In 2012 it was link building. The next year it was geo-targeting and negative keywords. 2014 reminded us to track ad campaigns and cut down on page load times. Last year, we were urged to focus on mobile site design and dynamic content marketing. And as 2016 kicks off, we’re all wondering if we should just be honest with ourselves and pursue a degree in Information Technology.
For hoteliers, there seems to be no end to the onslaught of optimization. The ever-shifting tides of technology produce a new wave of requirements every year, and staying on top of it can seem like a full-time job.
The problem is, hoteliers already have full-time jobs. Some franchises have in-house technology whizzes, and some independents use marketing firms to lighten the load—but the majority of owners and managers are out there scratching their heads and stretching their job descriptions. Me? I take advice from experts in the area like Sidekick Communications.
Many hoteliers though are beginning to ask themselves: Will the carnival ride of optimization ever stop? Will the rules ever lock into place, or will hoteliers forever be shooting at moving targets?
According to Sidekick, the answer is…yes and no. Many rules have been locked in place—at least for years to come. For example: You want your static pages and blog content tuned for keywords, not inundated by them. Search engines are in the business of providing information that people actually want. Google is light-years beyond the keyword-mongering stone ages. Unless you’re willing to put in long hours, you’ll need to invest periodically in the services of people who know what to do.
Even though I am not managing hotels directly at the moment, I do advise several and it is clear that hotels today need active social media channels and timely responses to guest reviews, whether those reviews are negative or not. Every engagement, when carried out with professionalism, bolsters your brand and improves customer loyalty. It also helps with your search ranking.
Hotels want to make peace with OTAs. Regardless of their bogeymen reputation, these are commission-based salespeople with advertising budgets that work in your favour. Also, the reviews they generate are a huge driver for bookings.
But you don’t want all your reviews on OTAs. It pays (and will pay) to cultivate buzz elsewhere. Google is an important review channel. Its ever-popular map service is tied directly to reviews from Google Plus. Those reviews are also good for bookings and good for your search ranking. Facebook and Twitter, though not “official” review channels, also help the cause.
Speaking of OTAs, there’s also evidence that increasing numbers of people are using them to find a property, then jumping ship to book directly. This has been called the “billboard effect,” and may be related to the perception of higher accuracy, better terms and conditions, and lower rates through direct channels.
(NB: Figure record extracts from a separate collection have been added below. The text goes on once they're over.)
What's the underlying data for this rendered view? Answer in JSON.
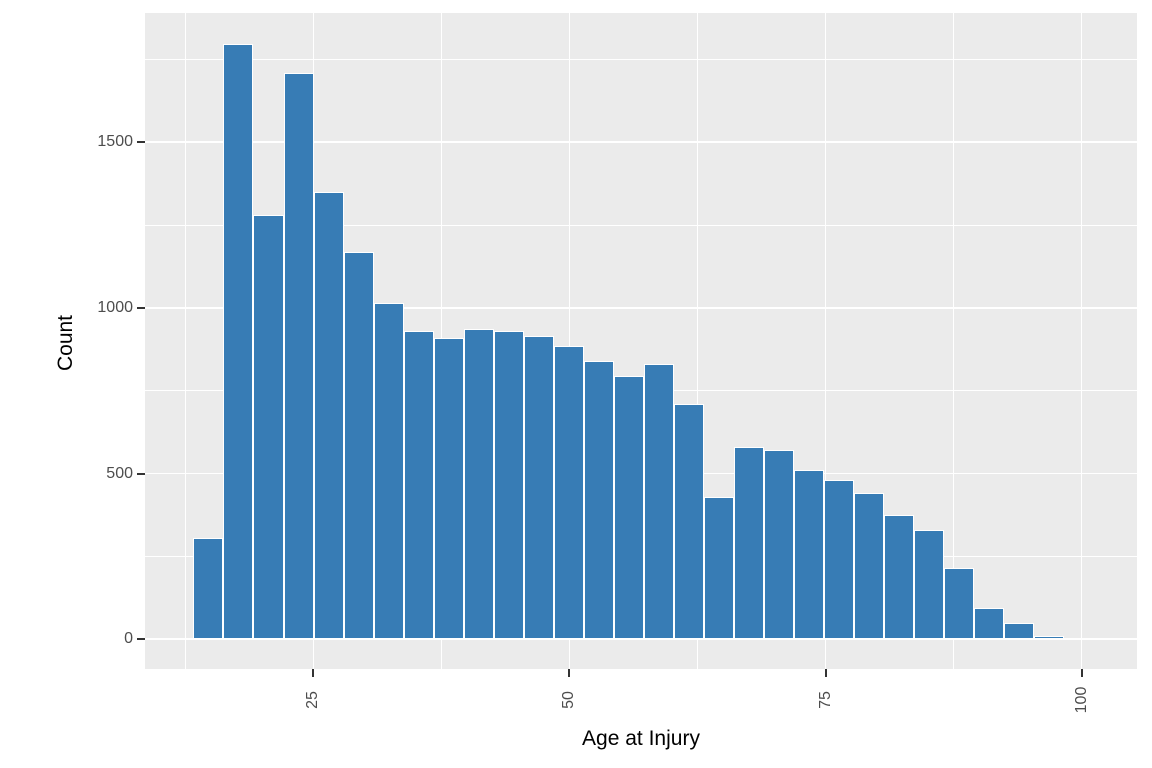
{
  "chart_data": {
    "type": "bar",
    "subtype": "histogram",
    "title": "",
    "xlabel": "Age at Injury",
    "ylabel": "Count",
    "bin_start": 13.3,
    "bin_width": 2.93,
    "counts": [
      305,
      1795,
      1280,
      1710,
      1350,
      1170,
      1015,
      930,
      910,
      935,
      930,
      915,
      885,
      840,
      795,
      830,
      710,
      430,
      580,
      570,
      510,
      480,
      440,
      375,
      330,
      215,
      95,
      48,
      10,
      3
    ],
    "x_ticks": [
      25,
      50,
      75,
      100
    ],
    "x_tick_labels": [
      "25",
      "50",
      "75",
      "100"
    ],
    "y_ticks": [
      0,
      500,
      1000,
      1500
    ],
    "y_tick_labels": [
      "0",
      "500",
      "1000",
      "1500"
    ],
    "x_minor_ticks": [
      12.5,
      37.5,
      62.5,
      87.5
    ],
    "y_minor_ticks": [
      250,
      750,
      1250,
      1750
    ],
    "xlim": [
      8.57,
      105.4
    ],
    "ylim": [
      -90,
      1890
    ],
    "legend": null,
    "grid": "on",
    "colors": {
      "bar_fill": "#377CB5",
      "bar_outline": "#FFFFFF",
      "panel_background": "#EBEBEB",
      "gridline": "#FFFFFF",
      "tick_label": "#4D4D4D",
      "tick_mark": "#333333",
      "axis_title": "#000000",
      "page_background": "#FFFFFF"
    }
  }
}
And speaking of direct channels, you want your proprietary booking engine to be fast and clean. Direct bookings are still at the heart of a successful business, and for good reason: When guests book direct, the hotel banks more money.
Some of the bigger chains are abandoning subversive territory altogether and taking this fight to the OTAs. Marriott’s #itpaystobookdirect campaign has gained significant traction in social media, and although your hotel can’t afford a campaign like this and probably doesn’t need one, the efforts of major players to push direct bookings may effect the industry as a whole. Accor have radically overhauled their online sales engine as well and claim to deliver more rooms directly than via OTAs. Either way, direct bookings will remain important; hence the need for a fast, clean engine to facilitate them. A low price guarantee on your web site (so long as you’re prepared to honour it) and other in-house promotions can also drive direct bookings.
All in all, there are only a handful of optimization pillars that hoteliers need to hold up. Without these fundamentals, not even a Ph.D in SEO Theory can help you. Of course things will always change, and hoteliers will need to stay abreast of those changes, but this has always been so. Just remember though: The merry-go-ground of web optimization revolves around one penultimate thing, and that is your ability to deliver an experience that people love.